Şimdi ağız değiştirdiler. Neymiş efendim, “Bıyığı, saçı boyayıp ben aramayacakmışım da kendileri bulacaklarmış bana… Her gün kırk kapıyı değnekliyor, yulaf yemiş tok at gibi geziyor, avrat arıyormuşum(!) Beyefendilerin kulaklarına geliyor, utanıyorlarmış. Onlara bıraksam vallahi çiçek bozuğu topal bir koca karı getirip atacaklar altıma!  Büyük oğlana da söyledim: “Oğlum, benim gönlüm genç. Dünyaya iki defa gelecek değilim ya!” Yüzünü azdırdı, kalktı gitti. Ben çalışmam Hoca, hiç çalışmam! Nasıl olsa servet var; icarcı da var. Kılavlanır, bıyığı saçı düzeltir, ata biner gezerim. Güzellik ondur, dokuzu dondur. Allah aşkına ben o kadar ihtiyar mıyım yahu? Erkeği gençleştiren avrat olur. Boşuna dememişler “At sahibine göre kişner” diye. Aha kayınpederin Ahmet Ağa, çekti keklik feriği  gibi gelini aldı koynuna. Öyle gülme Ahmet Ağa, insan durdukça teneke gibi pas tutuyor yahu! Ne demişler: “Vücut kocar amma gönül kocamaz/Güzel seven âşık ihtiyar olmaz.”

İstemeden söze karışıyorum:

“Ama sonunda da Karacaoğlan, “Kocalıkta devran sürülmezimiş.” diyor. Onu niye söylemiyorsun?”

“Orasını karıştırma Hoca!”

“Bre Budak Ağa, sen hepten on beş delisi olmuşsun da haberimiz yokmuş yahu!” diyor kayınpederim. “Kırkından sonra saza başlayan kıyamette çalar. Bu acelen ne? Rahmetlinin ölümü hele senesini doldursun! Toprağı kurusun!”

Şimdi asıl şaşkınlık bendeydi. Hayır, gülme sırası desem daha doğru olur. Hanımın elindeki bardak kaydı, su döküldü. Bu öğütleri veren kayınpederim olmasa gerçekten gülmezdim. Sanki kendisi az aramış, çalmadık kapı bırakmamıştı. Hem de kayınvalidemin kırkı bile çıkmadan.

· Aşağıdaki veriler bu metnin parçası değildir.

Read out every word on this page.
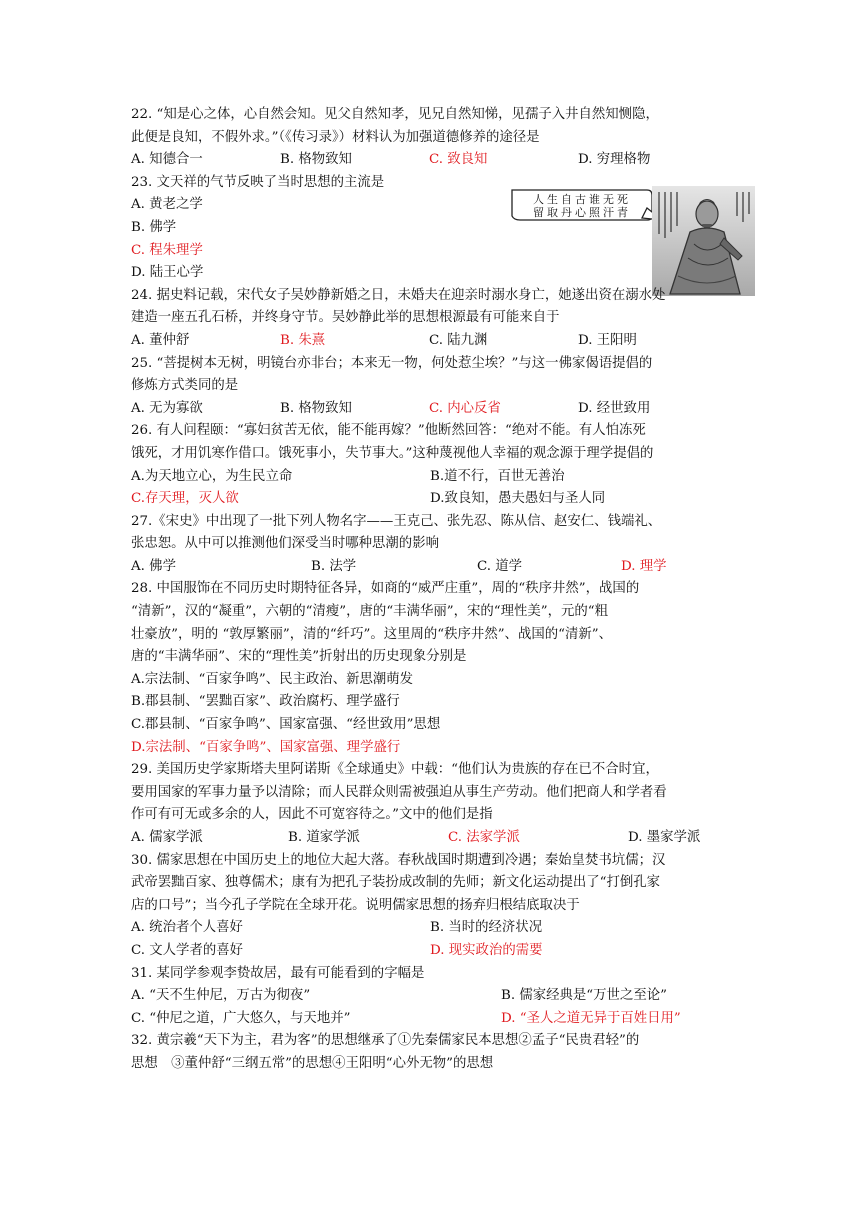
人生自古谁无死
留取丹心照汗青
22. “知是心之体，心自然会知。见父自然知孝，见兄自然知悌，见孺子入井自然知恻隐，
此便是良知，不假外求。”（《传习录》）材料认为加强道德修养的途径是
A. 知德合一	B. 格物致知	C. 致良知	D. 穷理格物
23. 文天祥的气节反映了当时思想的主流是
A. 黄老之学
B. 佛学
C. 程朱理学
D. 陆王心学
24. 据史料记载，宋代女子吴妙静新婚之日，未婚夫在迎亲时溺水身亡，她遂出资在溺水处
建造一座五孔石桥，并终身守节。吴妙静此举的思想根源最有可能来自于
A. 董仲舒	B. 朱熹	C. 陆九渊	D. 王阳明
25. “菩提树本无树，明镜台亦非台；本来无一物，何处惹尘埃？”与这一佛家偈语提倡的
修炼方式类同的是
A. 无为寡欲	B. 格物致知	C. 内心反省	D. 经世致用
26. 有人问程颐：“寡妇贫苦无依，能不能再嫁？”他断然回答：“绝对不能。有人怕冻死
饿死，才用饥寒作借口。饿死事小，失节事大。”这种蔑视他人幸福的观念源于理学提倡的
A.为天地立心，为生民立命	B.道不行，百世无善治
C.存天理，灭人欲	D.致良知，愚夫愚妇与圣人同
27.《宋史》中出现了一批下列人物名字——王克己、张先忍、陈从信、赵安仁、钱端礼、
张忠恕。从中可以推测他们深受当时哪种思潮的影响
A. 佛学	B. 法学	C. 道学	D. 理学
28. 中国服饰在不同历史时期特征各异，如商的“威严庄重”，周的“秩序井然”，战国的
“清新”，汉的“凝重”，六朝的“清瘦”，唐的“丰满华丽”，宋的“理性美”，元的“粗
壮豪放”，明的 “敦厚繁丽”，清的“纤巧”。这里周的“秩序井然”、战国的“清新”、
唐的“丰满华丽”、宋的“理性美”折射出的历史现象分别是
A.宗法制、“百家争鸣”、民主政治、新思潮萌发
B.郡县制、“罢黜百家”、政治腐朽、理学盛行
C.郡县制、“百家争鸣”、国家富强、“经世致用”思想
D.宗法制、“百家争鸣”、国家富强、理学盛行
29. 美国历史学家斯塔夫里阿诺斯《全球通史》中载：“他们认为贵族的存在已不合时宜，
要用国家的军事力量予以清除；而人民群众则需被强迫从事生产劳动。他们把商人和学者看
作可有可无或多余的人，因此不可宽容待之。”文中的他们是指
A. 儒家学派	B. 道家学派	C. 法家学派	D. 墨家学派
30. 儒家思想在中国历史上的地位大起大落。春秋战国时期遭到冷遇；秦始皇焚书坑儒；汉
武帝罢黜百家、独尊儒术；康有为把孔子装扮成改制的先师；新文化运动提出了“打倒孔家
店的口号”；当今孔子学院在全球开花。说明儒家思想的扬弃归根结底取决于
A. 统治者个人喜好	B. 当时的经济状况
C. 文人学者的喜好	D. 现实政治的需要
31. 某同学参观李贽故居，最有可能看到的字幅是
A. “天不生仲尼，万古为彻夜”	B. 儒家经典是“万世之至论”
C. “仲尼之道，广大悠久，与天地并”	D. “圣人之道无异于百姓日用”
32. 黄宗羲“天下为主，君为客”的思想继承了①先秦儒家民本思想②孟子“民贵君轻”的
思想　③董仲舒“三纲五常”的思想④王阳明“心外无物”的思想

Böyle diyordum ya, kayınpederime baktıkça evliliğin insanları ne kadar normalleştirdiğini düşünüyor; altmış yaş çılgınlığının ne demek olduğunu ise Budak Ağa üzerinde çok daha iyi gözlemliyordum.

“Onu bunu bilmem,” dedi Budak Ağa. “Arkadaşsan birini bulacaksın. Bu yanına kaçıncı gelişim? Bu yük sana düşer Ahmet Ağa!”

Deminden beri anlatılanları alt dudağının kenarına sakladığı bir tebessümle dinleyen kayınpederim “hıh hıh hı” diyerek güldü. Bir garip bana baktı. Parmağı ile beni göstererek,

“Bana değil, aha buna düşüyor!” demez mi? Afalladım, şaşırdım. Hanım ve ben sanki o anki duruşlarımızla donduk. Kaşlarımın ikisi de havada.

“Bana mı?” dedim. Kayınpederimin yüzünde titreşip sönen tebessümler, hâlâ beni gösteriyordu. Doğrusu hiçbir şey anlayabilmiş değildim. Bir ayağı çukurda, aklı fikri uçkurunda, bu kart zamparanın sabahtan beri bana bunları niçin anlattığını,  kayınpederimi de alarak ta yanıma kadar niçin geldiğini, sözü nereye getirmek istediğini hâlâ anlayabilmiş değildim. Dedim ya, afalladım. Budak Ağa’nın boncuk, çipil gözleri yapış yapış üzerimdeydi.

“Aman Budak dayı,” dedim. “Ben anlamam bu işlerden. O taraklarda hiç bezim olmadı.” (Diğerine döndüm.) “Baba ne yapıyorsun sen?”

Kayınpederim, gözleri yerde yılıştı. Havaya kalkan sağ eli omuz hizasında durdu.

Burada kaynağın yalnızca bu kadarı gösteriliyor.